Sul piano dei rapporti con le autonomie, ciò che la legge 443 ha contrastato è solo il potere negativo di veto. Qui interviene, anche se non entra in questo problema del rapporto fra Stato e Regioni, l'articolo 14, che ridimensiona certe forme esasperate di ricorso al Tar, cioè il principio della prevalenza - da parte di coloro che erano esclusi dalle gare - dell'interesse più particolare sull'interesse più generale, ma questo a ben guardare è un sacrificio che si richiede sempre allorché, con una norma di fonte sopranazionale, regionale o statale si identifica un interesse generale degno di tutela. Guai a non riconoscere questo carattere distintivo di ogni norma giuridica o a volerlo erodere o mistificare: gli effetti negativi ricadrebbero non su questo o quel disegno politico, su questo o quello schieramento, ma sulla stessa autorevolezza delle istituzioni cui è affidata la salvaguardia del bene comune.

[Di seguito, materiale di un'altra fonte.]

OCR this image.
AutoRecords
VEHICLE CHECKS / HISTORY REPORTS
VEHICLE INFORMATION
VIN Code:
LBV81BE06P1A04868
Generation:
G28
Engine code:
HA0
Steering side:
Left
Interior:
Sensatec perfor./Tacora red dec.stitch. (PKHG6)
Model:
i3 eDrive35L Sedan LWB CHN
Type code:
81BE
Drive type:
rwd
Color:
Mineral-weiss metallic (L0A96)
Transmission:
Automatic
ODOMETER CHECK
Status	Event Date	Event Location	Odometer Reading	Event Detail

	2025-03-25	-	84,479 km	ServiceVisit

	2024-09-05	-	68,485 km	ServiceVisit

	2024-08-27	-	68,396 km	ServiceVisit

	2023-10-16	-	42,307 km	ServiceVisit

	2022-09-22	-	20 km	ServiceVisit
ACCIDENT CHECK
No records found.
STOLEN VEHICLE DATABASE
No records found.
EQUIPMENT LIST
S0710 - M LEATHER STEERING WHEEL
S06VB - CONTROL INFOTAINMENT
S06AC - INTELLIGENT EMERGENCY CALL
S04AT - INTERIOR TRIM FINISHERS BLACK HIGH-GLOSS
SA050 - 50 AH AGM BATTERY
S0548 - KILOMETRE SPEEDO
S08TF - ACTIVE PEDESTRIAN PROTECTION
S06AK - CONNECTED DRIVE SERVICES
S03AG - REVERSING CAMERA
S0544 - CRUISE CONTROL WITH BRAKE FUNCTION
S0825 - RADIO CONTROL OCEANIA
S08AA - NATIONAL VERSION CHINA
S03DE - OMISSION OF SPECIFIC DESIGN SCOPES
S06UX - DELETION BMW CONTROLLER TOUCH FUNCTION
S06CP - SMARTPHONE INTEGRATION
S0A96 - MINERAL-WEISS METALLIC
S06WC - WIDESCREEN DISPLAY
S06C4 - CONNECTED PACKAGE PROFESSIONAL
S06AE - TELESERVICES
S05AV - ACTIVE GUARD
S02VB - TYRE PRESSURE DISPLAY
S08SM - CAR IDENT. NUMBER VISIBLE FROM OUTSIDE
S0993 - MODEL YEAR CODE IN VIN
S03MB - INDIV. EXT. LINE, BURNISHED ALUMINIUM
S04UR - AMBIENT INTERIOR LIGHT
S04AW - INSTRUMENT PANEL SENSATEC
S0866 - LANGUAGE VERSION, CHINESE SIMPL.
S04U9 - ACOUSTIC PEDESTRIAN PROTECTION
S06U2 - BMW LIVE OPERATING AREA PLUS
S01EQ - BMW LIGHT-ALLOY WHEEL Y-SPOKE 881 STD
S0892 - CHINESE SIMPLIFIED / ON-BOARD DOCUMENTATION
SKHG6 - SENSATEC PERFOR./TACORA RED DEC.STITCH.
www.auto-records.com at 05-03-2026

Per concludere vorrei ricordare ancora una volta che il quadro in cui il legislatore, statale o regionale, è oggi chiamato ad operare, è caratterizzato dalla complessità in un duplice senso: da un lato, in ogni settore assistiamo ad un intreccio di competenze, dall'altro nessun atto normativo è ormai autosufficiente e per questo occorre riformare sollecitamente, dal punto di vista costituzionale a mio avviso, il Titolo V.
Credo che la riflessione su questo dato oggettivo sia spesso più utile che non il semplice appello rituale ai principi di leale collaborazione e il caso dei lavori pubblici rappresenta, probabilmente, un esempio significativo di quanto ho tentato di dimostrare in questo mio breve intervento.